Network Protocols in Python

During this walkthrough we’ll learn the basics of network protocols.

We’ll take a look at sample interactions in common network protocols and compare and contrast them. Doing so can often help us to understand in what situations one protocol would be more appropriate than another.

Finally, we’ll interact with one of these protocols using a Python implementation from the standard library. These library implementations will help you to use a protocol without needing to remember the exact specifics of each.

What is a Protocol?

A protocol is, at it’s heart, a set of rules or conventions governing communications. There are a lot of rules in real life that govern how we do things. For example, what do you say when you get on an elevator? How should you behave when you are on a first date? What do you wear when you go on a job interview? What sorts of topics are okay to discuss at a dinner party? All of these questions are answered by sets of rules, spoken or unspoken. These rules form protocols.

Digital life has lots of rules too. When two computers make contact they have to greet each-other. They need to identify themselves to each-other. There are rules about how to ask for information and how answers will be provided. There are even rules about how to say goodbye when they are finished.

Protocol Examples

To get an idea of what network protocols look like, we’ll investigate a few of them here. We’ll look at three common protocols leading up to our discussion of HTTP (the Hypertext Trasfer Protocol).

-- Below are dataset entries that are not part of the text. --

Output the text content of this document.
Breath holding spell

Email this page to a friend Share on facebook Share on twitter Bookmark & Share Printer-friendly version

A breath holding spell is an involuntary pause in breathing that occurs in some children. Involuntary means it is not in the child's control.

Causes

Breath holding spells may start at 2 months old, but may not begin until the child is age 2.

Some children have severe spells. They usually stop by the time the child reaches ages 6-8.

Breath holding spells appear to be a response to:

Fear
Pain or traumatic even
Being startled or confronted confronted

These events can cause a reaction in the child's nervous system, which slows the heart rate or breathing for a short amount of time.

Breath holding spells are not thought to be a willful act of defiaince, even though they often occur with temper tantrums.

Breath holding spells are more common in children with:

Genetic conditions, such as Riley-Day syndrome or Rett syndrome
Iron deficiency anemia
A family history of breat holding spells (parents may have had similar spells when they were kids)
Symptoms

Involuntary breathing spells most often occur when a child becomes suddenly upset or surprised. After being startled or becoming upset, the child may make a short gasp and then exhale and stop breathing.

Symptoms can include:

Our examples will be SMTP (Simple Message Transfer Protocol), POP3 (Post Office Protocol, version 3), and IMAP (Internet Message Access Protocol).

The SMTP Protocol

The SMTP Protocol governs the sending of email messages. Let’s first look at a few interactions in this protocol.

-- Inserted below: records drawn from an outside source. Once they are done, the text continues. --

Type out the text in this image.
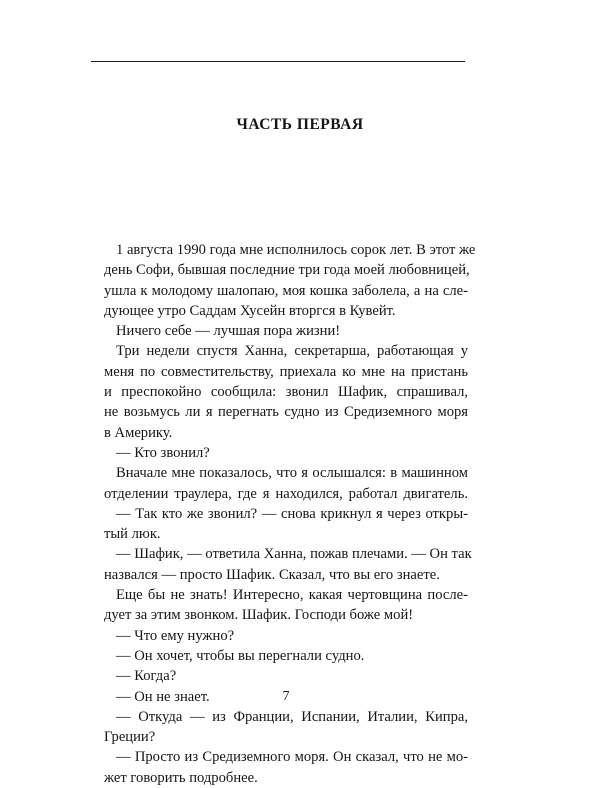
ЧАСТЬ ПЕРВАЯ
1 августа 1990 года мне исполнилось сорок лет. В этот же
день Софи, бывшая последние три года моей любовницей,
ушла к молодому шалопаю, моя кошка заболела, а на сле-
дующее утро Саддам Хусейн вторгся в Кувейт.
Ничего себе — лучшая пора жизни!
Три недели спустя Ханна, секретарша, работающая у
меня по совместительству, приехала ко мне на пристань
и преспокойно сообщила: звонил Шафик, спрашивал,
не возьмусь ли я перегнать судно из Средиземного моря
в Америку.
— Кто звонил?
Вначале мне показалось, что я ослышался: в машинном
отделении траулера, где я находился, работал двигатель.
— Так кто же звонил? — снова крикнул я через откры-
тый люк.
— Шафик, — ответила Ханна, пожав плечами. — Он так
назвался — просто Шафик. Сказал, что вы его знаете.
Еще бы не знать! Интересно, какая чертовщина после-
дует за этим звонком. Шафик. Господи боже мой!
— Что ему нужно?
— Он хочет, чтобы вы перегнали судно.
— Когда?
— Он не знает.
— Откуда — из Франции, Испании, Италии, Кипра,
Греции?
— Просто из Средиземного моря. Он сказал, что не мо-
жет говорить подробнее.
7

A few words first about what you are looking at. Each interaction is line-based, each line represents one message. Messages from the Server to the Client are prefaced with S (<--). Messages from the Client to the Server are prefaced with C (-->). All lines end with the character sequence <CRLF> (\r\n).

Throughout this document and others, I will be using <CRLF> to represent the combination of two ASCII escape sequences: "\r\n" Although you will see this in all of the examples you read in this documentation, you should never type it. It should always be replaced with “rn”.

In this first frame, we see a server identifying itself to a client. The client asks for information from the server about the extensions it supports. The server responds with a list.

S (<--): 220 foo.com Simple Mail Transfer Service Ready
C (-->): EHLO bar.com
S (<--): 250-foo.com greets bar.com
S (<--): 250-8BITMIME
S (<--): 250-SIZE
S (<--): 250-DSN
S (<--): 250 HELP

In this next frame, the client informs the server that it has mail to deliver. The server acknowledges this. The client checks the addressees of the outgoing mail. One of them is known to the server, the other is not. The client indicates that it will transmit the message, and the server acknowledges this. The client delivers the message, terminating it with a single dot on aline by itself. The server acknowledges that it has received the message.

C (-->): MAIL FROM:<Smith@bar.com>
S (<--): 250 OK
C (-->): RCPT TO:<Jones@foo.com>
S (<--): 250 OK
C (-->): RCPT TO:<Green@foo.com>
S (<--): 550 No such user here
C (-->): DATA
S (<--): 354 Start mail input; end with <CRLF>.<CRLF>
C (-->): Blah blah blah...
C (-->): ...etc. etc. etc.
C (-->): .
S (<--): 250 OK

In the final frame, the client indicates that it is done. The server acknowledges this, and closes the socket.

C (-->): QUIT
S (<--): 221 foo.com Service closing transmission channel

A few characteristics of the SMTP protocol become clear looking at this conversation. First, the interaction consists of commands and replies.

Each command or reply is one line terminated by <CRLF>. The glaring exception to the one-line rule is message payload. To accomodate this, the protocol specifies that payload should be terminated by <CRLF>.<CRLF>.

Each command has a verb (DATA, RCPT, EHLO) and zero or more arguments (TO:<Green@foo.com>, FROM:<Smith@bar.com>). Each reply has a formal code (250, 550) and an informal explanation (OK, No such user here).

The POP3 Protocol

POP3 is an older protocol that governs the reception of emails. It is similar in structure to SMTP, though reversed in role.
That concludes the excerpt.